Same sour bones as the original, just wearing a Hawaiian shirt — pineapple in, orange out.
A Documented Variant, Not a Documented Drink
The Stone Sour itself has real cocktail-history bones. Jacques Straub's 1914 Drinks includes an early frappéd version, and Tom Bullock's 1917 The Ideal Bartender added the orange juice that became the drink's defining move. The style faded during Prohibition and resurfaced decades later; Dale DeGroff popularized a bourbon version in The Craft of the Cocktail, though even he admitted, "I don't know who coined the name first, but it came from California."
The "Hawaiian" version is a separate claim. Difford's Guide states it is adapted from a recipe DeGroff created in 2000 as a poolside drink for a regular guest at the Rainbow Room's Promenade Bar — plausible given DeGroff's documented career there, but a specific story we could not find repeated in his own writing, in interviews, or in any cocktail history independent of Difford's Guide. This page is, as far as we can verify, the only place the story is told. We're passing it along as Difford's stated lineage, not as an independently confirmed fact.
The Spec
This follows Difford's published build: bourbon-sour proportions with pineapple standing in for orange, a rich 2:1 syrup to balance the fruit's acidity, and a dash of pimento (allspice) bitters for the spice note that nudges it from "bourbon sour" toward "tiki bar."

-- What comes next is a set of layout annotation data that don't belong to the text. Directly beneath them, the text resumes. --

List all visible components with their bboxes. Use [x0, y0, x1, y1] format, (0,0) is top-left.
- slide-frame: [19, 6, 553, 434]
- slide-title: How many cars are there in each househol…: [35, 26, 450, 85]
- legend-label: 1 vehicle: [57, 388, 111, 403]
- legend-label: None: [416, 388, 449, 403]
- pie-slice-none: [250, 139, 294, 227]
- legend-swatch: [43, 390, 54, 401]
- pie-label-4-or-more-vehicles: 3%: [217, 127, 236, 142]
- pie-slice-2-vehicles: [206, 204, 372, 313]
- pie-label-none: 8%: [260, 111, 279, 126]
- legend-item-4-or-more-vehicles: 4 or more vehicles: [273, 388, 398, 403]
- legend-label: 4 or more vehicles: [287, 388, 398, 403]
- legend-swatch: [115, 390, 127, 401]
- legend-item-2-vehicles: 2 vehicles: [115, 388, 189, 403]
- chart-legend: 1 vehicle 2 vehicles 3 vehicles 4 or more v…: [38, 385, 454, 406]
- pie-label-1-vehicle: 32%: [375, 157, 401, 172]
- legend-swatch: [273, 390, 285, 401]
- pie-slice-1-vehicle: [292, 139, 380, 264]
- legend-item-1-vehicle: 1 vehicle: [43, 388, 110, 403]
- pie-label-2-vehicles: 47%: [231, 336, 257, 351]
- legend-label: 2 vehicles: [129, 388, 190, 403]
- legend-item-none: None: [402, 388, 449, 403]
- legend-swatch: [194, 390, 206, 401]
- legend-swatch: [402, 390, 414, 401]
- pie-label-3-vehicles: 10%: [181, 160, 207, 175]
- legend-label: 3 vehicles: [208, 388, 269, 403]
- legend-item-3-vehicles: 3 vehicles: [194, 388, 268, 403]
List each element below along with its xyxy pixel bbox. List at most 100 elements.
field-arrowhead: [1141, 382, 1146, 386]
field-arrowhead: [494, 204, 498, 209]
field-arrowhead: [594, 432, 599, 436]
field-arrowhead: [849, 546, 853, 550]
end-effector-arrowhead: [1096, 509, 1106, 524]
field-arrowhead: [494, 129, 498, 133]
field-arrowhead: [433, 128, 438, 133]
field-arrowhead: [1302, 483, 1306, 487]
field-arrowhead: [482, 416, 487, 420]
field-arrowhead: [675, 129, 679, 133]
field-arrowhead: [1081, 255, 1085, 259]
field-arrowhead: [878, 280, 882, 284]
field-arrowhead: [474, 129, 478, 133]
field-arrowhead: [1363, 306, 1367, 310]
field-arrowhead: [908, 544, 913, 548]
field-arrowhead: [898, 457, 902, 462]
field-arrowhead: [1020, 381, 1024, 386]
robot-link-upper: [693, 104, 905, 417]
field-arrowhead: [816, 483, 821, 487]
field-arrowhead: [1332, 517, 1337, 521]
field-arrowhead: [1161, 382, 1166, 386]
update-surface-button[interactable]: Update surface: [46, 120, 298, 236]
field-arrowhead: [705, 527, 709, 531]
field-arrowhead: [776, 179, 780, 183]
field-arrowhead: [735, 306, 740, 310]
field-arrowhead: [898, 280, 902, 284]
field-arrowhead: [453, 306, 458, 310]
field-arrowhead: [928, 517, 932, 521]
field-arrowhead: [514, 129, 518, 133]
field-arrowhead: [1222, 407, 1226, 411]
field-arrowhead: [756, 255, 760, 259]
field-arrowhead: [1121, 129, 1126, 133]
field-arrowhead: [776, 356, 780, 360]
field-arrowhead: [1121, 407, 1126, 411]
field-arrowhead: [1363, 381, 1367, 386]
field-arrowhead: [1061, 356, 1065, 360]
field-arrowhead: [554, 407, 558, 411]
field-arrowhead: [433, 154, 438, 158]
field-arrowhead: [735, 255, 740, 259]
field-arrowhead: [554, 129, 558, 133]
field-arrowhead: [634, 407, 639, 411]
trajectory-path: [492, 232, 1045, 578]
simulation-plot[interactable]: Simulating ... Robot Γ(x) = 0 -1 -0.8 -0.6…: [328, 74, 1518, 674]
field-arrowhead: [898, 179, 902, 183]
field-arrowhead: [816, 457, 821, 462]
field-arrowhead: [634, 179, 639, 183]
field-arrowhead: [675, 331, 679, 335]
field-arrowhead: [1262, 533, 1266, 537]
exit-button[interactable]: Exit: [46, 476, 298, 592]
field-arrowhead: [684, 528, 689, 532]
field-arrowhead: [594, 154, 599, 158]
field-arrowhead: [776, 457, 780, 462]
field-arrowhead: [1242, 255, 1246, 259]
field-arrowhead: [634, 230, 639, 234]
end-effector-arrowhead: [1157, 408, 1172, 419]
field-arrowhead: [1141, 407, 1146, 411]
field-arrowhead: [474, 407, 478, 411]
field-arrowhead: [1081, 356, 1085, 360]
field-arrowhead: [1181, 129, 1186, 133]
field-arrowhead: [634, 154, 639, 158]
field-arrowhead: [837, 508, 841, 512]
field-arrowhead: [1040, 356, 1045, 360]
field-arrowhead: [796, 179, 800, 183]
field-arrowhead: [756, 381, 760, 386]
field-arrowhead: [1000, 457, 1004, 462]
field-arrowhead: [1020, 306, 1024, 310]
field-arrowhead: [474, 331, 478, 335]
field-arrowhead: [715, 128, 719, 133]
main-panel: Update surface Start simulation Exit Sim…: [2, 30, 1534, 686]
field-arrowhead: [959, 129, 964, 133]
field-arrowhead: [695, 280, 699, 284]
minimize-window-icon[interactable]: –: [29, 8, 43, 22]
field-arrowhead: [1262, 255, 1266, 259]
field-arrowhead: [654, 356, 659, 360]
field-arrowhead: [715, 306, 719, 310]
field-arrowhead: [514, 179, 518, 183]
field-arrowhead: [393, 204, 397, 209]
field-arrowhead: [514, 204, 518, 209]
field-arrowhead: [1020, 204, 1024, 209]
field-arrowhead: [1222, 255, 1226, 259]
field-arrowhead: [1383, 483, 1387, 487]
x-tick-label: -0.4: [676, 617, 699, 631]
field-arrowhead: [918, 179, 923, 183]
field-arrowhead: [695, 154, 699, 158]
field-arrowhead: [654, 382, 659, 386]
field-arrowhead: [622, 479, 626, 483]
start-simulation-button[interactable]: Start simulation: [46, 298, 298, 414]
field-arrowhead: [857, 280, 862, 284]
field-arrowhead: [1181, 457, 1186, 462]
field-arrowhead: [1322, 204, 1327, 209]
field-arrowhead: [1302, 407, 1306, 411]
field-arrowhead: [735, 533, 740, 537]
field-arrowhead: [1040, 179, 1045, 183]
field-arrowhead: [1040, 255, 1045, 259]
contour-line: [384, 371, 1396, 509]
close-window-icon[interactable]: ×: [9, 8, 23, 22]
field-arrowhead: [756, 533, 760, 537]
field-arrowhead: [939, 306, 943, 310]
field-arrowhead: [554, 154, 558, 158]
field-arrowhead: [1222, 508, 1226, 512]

Pineapple instead of orange
Swap the classic Stone Sour's orange juice for pineapple and the drink shifts from "brunch sour" to "tiki bar" without touching the bourbon or the citrus backbone. It's a one-ingredient move, but it's the whole reason this version earns the word "Hawaiian."
A dash of pimento bitters, not orange bitters
Pimento (allspice) bitters bring a warm, clove-forward spice that plays the same role falernum or allspice dram would in a rum-based tiki drink — it keeps the pineapple from tasting flat-sweet and gives the bourbon something spiced to lean against.
Bottom Line
Whatever the truth of its poolside origin story, the Hawaiian Stone Sour is a sound, simple idea: take a real sour with real history, swap one juice, and let a dash of spice bitters do the rest. Judge it on the glass, not the legend.